DETINUE for three negroes. Verdict for defendant, and motion for a new trial, upon which a rule to show cause was granted, and the case is ordered to be sent to the Supreme Court to determine whether there shall be a new trial granted, or not, upon the following statement:
The negroes in question were the children of negro Edna, who many years ago belonged to the plaintiff's testator; but the defendant proved a verbal gift of her to himself by the testator about sixteen or seventeen years ago. It was proven by one witness that she continued, however, in the possession of the testator, and was employed by him as his own property until his death, which happened about the month of __________ in the year ______, and during that time she had the children now in controversy. Immediately after the testator's death, the executors having taken an inventory of the estate, left the said negroes, with the other property of the deceased, in the care of the defendant until a sale should take place, which soon afterwards happened, when the defendant refused to deliver up the said negroes, and claimed them as his own property, upon which this suit was brought to this court at April Term, 1813. It was proven, also, in the trial that on the day of the gift the son, the donee, carried the slave home with him, and that she was afterwards backward and forward with the father and son, and that it was their practice for the one to assist the other in the crop, by the one who first finished, working with the other.

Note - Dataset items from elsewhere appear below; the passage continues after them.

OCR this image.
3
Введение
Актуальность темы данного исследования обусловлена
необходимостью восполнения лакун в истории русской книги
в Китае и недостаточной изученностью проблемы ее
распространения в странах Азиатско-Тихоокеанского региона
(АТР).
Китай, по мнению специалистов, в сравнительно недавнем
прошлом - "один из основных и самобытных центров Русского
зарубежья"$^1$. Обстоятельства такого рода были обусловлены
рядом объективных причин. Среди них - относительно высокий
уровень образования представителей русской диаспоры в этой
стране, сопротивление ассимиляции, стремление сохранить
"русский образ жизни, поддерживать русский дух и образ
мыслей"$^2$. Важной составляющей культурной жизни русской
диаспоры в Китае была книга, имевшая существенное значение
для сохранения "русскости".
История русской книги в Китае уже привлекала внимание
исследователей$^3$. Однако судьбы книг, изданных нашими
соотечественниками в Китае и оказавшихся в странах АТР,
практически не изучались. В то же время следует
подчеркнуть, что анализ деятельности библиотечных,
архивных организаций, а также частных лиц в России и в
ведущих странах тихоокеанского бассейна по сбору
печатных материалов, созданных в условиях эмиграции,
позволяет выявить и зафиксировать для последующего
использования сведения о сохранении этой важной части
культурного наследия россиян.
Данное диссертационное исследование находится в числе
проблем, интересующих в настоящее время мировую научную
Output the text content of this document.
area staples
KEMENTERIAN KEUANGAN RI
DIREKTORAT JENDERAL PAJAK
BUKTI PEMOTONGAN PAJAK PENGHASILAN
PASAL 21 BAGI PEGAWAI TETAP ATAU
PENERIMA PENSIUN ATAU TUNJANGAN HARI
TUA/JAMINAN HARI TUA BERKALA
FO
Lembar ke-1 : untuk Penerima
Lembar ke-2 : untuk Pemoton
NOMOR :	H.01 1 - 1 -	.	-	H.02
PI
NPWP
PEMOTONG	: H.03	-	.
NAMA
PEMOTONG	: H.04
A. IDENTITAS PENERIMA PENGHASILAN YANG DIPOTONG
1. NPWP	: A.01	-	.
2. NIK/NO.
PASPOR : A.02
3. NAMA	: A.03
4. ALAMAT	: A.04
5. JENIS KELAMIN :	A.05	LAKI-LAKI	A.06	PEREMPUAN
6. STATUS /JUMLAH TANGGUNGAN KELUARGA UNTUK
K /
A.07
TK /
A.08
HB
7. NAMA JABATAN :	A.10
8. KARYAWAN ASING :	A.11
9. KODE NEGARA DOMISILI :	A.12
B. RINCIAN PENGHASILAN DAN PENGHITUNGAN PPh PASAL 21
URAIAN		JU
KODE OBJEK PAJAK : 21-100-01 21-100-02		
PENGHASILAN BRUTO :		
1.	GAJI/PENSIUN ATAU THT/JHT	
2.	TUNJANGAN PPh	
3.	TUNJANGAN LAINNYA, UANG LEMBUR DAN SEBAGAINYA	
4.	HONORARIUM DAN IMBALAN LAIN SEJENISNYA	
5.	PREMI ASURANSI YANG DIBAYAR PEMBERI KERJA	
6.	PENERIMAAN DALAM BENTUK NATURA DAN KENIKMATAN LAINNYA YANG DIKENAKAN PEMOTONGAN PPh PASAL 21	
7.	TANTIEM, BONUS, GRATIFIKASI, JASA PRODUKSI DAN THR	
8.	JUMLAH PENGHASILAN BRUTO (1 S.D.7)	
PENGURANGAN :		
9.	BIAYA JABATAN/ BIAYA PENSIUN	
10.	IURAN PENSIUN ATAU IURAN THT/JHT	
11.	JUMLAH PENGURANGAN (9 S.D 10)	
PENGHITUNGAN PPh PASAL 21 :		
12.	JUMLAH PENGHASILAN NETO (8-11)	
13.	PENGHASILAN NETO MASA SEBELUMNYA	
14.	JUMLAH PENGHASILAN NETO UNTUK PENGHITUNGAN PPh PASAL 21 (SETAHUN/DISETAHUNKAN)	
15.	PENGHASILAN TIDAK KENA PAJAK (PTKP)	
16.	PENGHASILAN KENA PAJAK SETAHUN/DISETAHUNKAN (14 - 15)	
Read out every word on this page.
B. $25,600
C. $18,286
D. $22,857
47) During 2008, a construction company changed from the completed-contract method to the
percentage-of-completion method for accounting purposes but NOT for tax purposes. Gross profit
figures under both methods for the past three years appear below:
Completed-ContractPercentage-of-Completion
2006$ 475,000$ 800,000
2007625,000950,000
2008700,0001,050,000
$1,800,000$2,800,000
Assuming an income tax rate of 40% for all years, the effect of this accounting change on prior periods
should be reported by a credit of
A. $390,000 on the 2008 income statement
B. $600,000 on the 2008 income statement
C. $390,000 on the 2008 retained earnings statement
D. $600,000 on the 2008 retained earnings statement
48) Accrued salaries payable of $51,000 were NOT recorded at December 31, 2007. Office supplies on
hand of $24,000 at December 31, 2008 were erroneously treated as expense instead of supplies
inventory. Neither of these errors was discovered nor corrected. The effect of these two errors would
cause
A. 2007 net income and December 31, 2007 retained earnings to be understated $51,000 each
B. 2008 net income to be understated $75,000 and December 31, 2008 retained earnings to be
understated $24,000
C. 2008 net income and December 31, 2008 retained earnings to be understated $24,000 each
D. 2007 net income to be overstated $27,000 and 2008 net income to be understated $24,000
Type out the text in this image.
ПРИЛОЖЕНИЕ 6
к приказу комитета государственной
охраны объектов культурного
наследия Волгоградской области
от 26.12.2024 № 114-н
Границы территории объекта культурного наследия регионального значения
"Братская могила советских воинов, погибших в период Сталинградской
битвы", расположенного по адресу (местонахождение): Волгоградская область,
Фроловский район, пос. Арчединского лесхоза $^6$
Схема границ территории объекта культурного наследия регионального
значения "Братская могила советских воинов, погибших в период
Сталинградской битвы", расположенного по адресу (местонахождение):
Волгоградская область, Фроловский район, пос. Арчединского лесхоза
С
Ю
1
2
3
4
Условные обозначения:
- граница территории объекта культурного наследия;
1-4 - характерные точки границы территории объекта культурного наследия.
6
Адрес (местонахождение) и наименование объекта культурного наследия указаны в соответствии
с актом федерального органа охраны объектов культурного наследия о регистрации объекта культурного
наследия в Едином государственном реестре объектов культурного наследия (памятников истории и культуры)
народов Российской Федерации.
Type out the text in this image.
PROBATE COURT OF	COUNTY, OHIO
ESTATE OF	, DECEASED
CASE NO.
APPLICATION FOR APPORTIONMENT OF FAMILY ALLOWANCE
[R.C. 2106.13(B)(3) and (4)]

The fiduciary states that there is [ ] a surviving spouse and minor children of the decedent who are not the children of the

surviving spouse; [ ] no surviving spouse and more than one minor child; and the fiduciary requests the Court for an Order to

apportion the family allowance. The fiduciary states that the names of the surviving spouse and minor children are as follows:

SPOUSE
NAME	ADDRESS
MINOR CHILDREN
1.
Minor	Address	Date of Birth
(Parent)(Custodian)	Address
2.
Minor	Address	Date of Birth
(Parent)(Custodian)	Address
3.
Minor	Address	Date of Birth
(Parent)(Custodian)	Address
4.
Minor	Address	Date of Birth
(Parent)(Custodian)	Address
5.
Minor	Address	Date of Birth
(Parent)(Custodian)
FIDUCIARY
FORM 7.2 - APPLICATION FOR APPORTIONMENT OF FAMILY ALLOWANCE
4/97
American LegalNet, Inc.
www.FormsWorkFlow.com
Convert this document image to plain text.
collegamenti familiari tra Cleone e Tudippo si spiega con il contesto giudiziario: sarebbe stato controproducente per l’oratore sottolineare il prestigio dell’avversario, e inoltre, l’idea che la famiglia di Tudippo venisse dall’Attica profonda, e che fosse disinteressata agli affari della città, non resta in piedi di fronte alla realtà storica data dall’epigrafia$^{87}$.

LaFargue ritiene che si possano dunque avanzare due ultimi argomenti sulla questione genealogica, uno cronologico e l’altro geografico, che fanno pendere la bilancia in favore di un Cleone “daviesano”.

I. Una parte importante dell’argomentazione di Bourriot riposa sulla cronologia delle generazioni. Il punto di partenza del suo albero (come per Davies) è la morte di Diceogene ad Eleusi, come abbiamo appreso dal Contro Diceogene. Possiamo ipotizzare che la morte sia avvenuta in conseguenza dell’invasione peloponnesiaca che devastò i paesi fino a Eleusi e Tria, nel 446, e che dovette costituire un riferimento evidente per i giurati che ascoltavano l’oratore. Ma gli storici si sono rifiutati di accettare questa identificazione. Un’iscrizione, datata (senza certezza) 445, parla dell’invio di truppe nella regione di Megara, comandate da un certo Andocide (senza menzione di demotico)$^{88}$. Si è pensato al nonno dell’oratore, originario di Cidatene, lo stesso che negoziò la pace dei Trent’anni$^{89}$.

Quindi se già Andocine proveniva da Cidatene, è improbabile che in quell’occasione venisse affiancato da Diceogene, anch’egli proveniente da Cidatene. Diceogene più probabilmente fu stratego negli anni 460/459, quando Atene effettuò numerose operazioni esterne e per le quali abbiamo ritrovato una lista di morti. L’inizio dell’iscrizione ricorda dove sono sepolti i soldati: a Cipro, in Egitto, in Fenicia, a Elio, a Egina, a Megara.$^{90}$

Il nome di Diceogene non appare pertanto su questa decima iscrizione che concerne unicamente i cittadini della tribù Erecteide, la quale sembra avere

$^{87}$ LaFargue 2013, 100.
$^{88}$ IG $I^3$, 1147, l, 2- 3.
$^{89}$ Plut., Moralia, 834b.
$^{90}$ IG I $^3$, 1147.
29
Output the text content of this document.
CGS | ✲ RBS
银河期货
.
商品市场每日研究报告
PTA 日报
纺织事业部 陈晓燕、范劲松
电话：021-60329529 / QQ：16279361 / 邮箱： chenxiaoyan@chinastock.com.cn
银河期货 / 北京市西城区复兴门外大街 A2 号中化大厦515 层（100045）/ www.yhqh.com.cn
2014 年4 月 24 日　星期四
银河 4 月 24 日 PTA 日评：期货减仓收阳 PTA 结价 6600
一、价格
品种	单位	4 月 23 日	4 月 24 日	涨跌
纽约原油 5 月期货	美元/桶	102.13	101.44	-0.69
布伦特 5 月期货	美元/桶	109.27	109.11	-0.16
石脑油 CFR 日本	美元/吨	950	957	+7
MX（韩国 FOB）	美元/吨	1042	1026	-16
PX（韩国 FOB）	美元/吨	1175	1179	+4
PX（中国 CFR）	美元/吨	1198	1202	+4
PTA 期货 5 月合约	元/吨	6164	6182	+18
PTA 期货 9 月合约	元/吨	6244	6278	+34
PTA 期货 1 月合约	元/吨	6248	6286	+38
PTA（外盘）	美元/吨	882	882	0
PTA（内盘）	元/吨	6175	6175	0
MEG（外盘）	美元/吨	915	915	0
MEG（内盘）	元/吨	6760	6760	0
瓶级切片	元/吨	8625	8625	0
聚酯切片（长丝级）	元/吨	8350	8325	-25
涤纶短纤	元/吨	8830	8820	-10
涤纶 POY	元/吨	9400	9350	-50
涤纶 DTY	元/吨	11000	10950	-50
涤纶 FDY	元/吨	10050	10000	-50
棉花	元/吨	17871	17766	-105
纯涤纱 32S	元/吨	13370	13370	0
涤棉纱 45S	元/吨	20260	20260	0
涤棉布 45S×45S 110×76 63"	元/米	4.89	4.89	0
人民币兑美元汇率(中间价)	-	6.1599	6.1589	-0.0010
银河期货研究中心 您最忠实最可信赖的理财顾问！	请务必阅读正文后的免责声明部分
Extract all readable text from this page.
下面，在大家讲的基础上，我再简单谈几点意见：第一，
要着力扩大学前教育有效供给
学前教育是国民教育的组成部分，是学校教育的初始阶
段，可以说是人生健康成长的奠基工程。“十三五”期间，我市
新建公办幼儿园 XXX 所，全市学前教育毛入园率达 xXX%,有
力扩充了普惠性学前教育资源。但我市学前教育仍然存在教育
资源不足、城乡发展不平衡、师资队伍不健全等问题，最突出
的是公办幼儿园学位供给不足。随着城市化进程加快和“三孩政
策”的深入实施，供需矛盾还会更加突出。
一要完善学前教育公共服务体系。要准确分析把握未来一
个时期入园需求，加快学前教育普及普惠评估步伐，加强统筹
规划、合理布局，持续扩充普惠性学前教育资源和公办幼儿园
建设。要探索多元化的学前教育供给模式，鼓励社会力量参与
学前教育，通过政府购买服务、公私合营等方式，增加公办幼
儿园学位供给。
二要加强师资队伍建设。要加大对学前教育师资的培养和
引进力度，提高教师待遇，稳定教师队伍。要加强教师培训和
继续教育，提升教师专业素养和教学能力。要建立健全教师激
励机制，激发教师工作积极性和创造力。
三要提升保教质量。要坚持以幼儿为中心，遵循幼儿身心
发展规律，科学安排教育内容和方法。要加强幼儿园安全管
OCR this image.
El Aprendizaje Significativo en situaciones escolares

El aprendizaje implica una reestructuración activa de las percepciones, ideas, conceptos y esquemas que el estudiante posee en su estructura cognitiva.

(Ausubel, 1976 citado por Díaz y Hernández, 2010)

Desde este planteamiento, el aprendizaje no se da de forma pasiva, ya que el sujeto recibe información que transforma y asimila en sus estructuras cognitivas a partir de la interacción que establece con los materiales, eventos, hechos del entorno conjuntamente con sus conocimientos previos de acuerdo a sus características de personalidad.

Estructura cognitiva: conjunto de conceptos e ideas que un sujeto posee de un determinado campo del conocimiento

And it was also proven that all the children were born at the house of the father, and that he (322) said in allusion to the mother, "that let the possession be where it would, the property was still in the son, and that the mother would have a fine brood for the son, provided the son took care of them." The objection set up to the claim of the defendant is a provision in the act of 1806 respecting parol gifts. In addition to the foregoing testimony, it was proven by another witness that at different times he saw the negroes in possession of old Drew, and never saw them in possession of any other person, and he never heard of any other title but the plaintiff's testator's.
We have no difficulty in deciding this case. Whatever may be the effect of the act of limitations when a plaintiff shall endeavor to support his title by it in an action for personal property, we do not think necessary at this time to be decided, because this case steers clear of such question; and as to the clause in the act of 1806, requiring persons who claim slaves in virtue of parol gifts before that time made to prosecute their actions within a limited time, that also must be understood to relate to adverse claims, and can, therefore, have no bearing in this case.
Whether the witnesses who deposed to the several facts stated in the case were worthy of credit was the peculiar province of the jury to decide. If they were believed, the jury did right; and there is nothing in this case which shows that they ought not to have been believed. Taking the case, therefore, as it appears to us, whatever possession the father had, after the gift, was by the permission of the son, and, in fact, according to the joint understanding of both. Such possession, therefore, was the possession of the son, and for which the son could have maintained no action without showing that the father claimed adversely. Wherefore, we are all of opinion that the rule for a new trial should be discharged.
NOTE. — See Skinner v. Skinner, 7 N.C. 535; Lynch v. Ashe, 8 N.C. 338.